Kebijakan ini diambil setelah adanya koordinasi antara kepolisian pusat dan daerah guna mengurai potensi kemacetan saat arus kendaraan meningkat. Kasat Lantas Polres Sukabumi Kota, Haga Deo Harefa, mengatakan perubahan exit tol tersebut telah disepakati bersama oleh jajaran kepolisian.

"Sampai dengan saat ini telah disepakati oleh pimpinan, baik dari Korlantas Polri maupun dari Direktorat Lalu Lintas Polda Jawa Barat, untuk keluar tol atau exit tol Bocimi 3 itu akan dilaksanakan fungsional dan keluarnya nanti di wilayah Karang Tengah," ujar Haga, Senin (16/3/2026).

Menurut Haga, titik Cibadak dinilai masih memiliki tingkat kerawanan kemacetan yang cukup tinggi, terutama di wilayah perbatasan hukum antara Polres Sukabumi Kota dan Kabupaten Sukabumi. Karena itu, kepolisian menyiapkan sejumlah cara bertindak (CB) untuk mengatur arus kendaraan, salah satunya dengan mengalihkan kendaraan dari arah Cisaat menuju Parungkuda melalui Jalur Lingkar Selatan.

"Ada beberapa cara bertindak (CB) yang akan kita mainkan, terutama kendaraan yang dari arah Cisaat yang mau menuju ke Parungkuda mungkin nanti kami akan alihkan ke Jalur Lingkar Selatan untuk berputar di U-turn pertama atau kedua di Jalan Lingkar Selatan," jelasnya.

Rekayasa tersebut diharapkan mampu mengurangi potensi penumpukan kendaraan di sejumlah titik persimpangan utama.

 

Kendaraan Sumbu Tiga Diawasi Ketat  

Selain kendaraan pribadi, kepolisian juga akan melakukan pengaturan terhadap kendaraan sumbu tiga atau lebih. Mulai H-3 Lebaran, petugas akan memantau kondisi lalu lintas secara real-time. Jika terjadi kepadatan signifikan, kendaraan besar akan ditahan sementara di kantong parkir seperti Terminal Jalur.

Langkah ini bertujuan untuk mengurangi beban jalan di kawasan Parungkuda dan Cibadak yang diperkirakan menjadi titik kepadatan kendaraan.

"Ada, betul. Kan sudah keluar ada SKB-nya, nanti kita akan sosialisasi SKB-nya mulai dan jam berapa saja diperbolehkan dan tidaknya sumbu tiga itu," kata Haga.

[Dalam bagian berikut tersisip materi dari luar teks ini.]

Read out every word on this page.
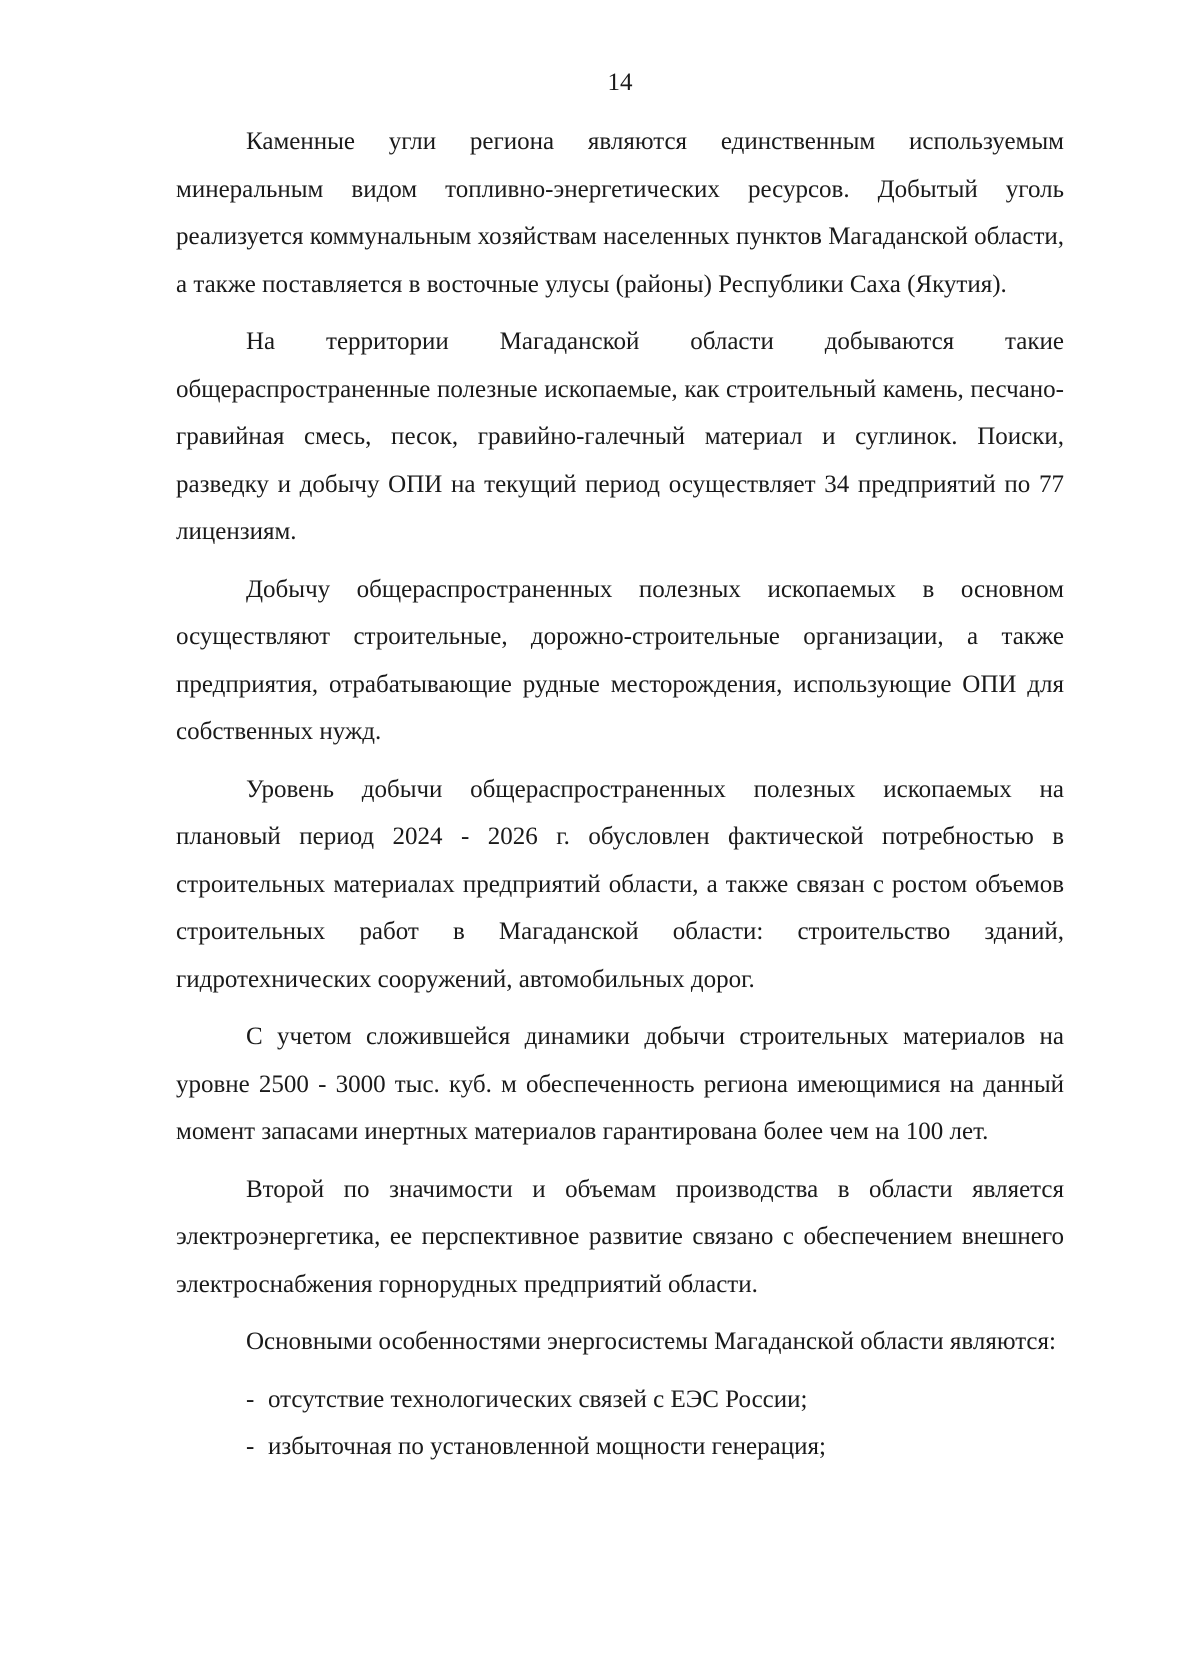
14

Каменные угли региона являются единственным используемым минеральным видом топливно-энергетических ресурсов. Добытый уголь реализуется коммунальным хозяйствам населенных пунктов Магаданской области, а также поставляется в восточные улусы (районы) Республики Саха (Якутия).

На территории Магаданской области добываются такие общераспространенные полезные ископаемые, как строительный камень, песчано-гравийная смесь, песок, гравийно-галечный материал и суглинок. Поиски, разведку и добычу ОПИ на текущий период осуществляет 34 предприятий по 77 лицензиям.

Добычу общераспространенных полезных ископаемых в основном осуществляют строительные, дорожно-строительные организации, а также предприятия, отрабатывающие рудные месторождения, использующие ОПИ для собственных нужд.

Уровень добычи общераспространенных полезных ископаемых на плановый период 2024 - 2026 г. обусловлен фактической потребностью в строительных материалах предприятий области, а также связан с ростом объемов строительных работ в Магаданской области: строительство зданий, гидротехнических сооружений, автомобильных дорог.

С учетом сложившейся динамики добычи строительных материалов на уровне 2500 - 3000 тыс. куб. м обеспеченность региона имеющимися на данный момент запасами инертных материалов гарантирована более чем на 100 лет.

Второй по значимости и объемам производства в области является электроэнергетика, ее перспективное развитие связано с обеспечением внешнего электроснабжения горнорудных предприятий области.

Основными особенностями энергосистемы Магаданской области являются:

- отсутствие технологических связей с ЕЭС России;

- избыточная по установленной мощности генерация;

Selain pengaturan lalu lintas, kepolisian juga mengingatkan masyarakat untuk tidak menggunakan travel gelap selama arus mudik.

Masyarakat diminta memilih transportasi resmi demi keselamatan perjalanan, mengingat tingginya risiko jika menggunakan kendaraan tanpa izin operasional di tengah kepadatan arus mudik.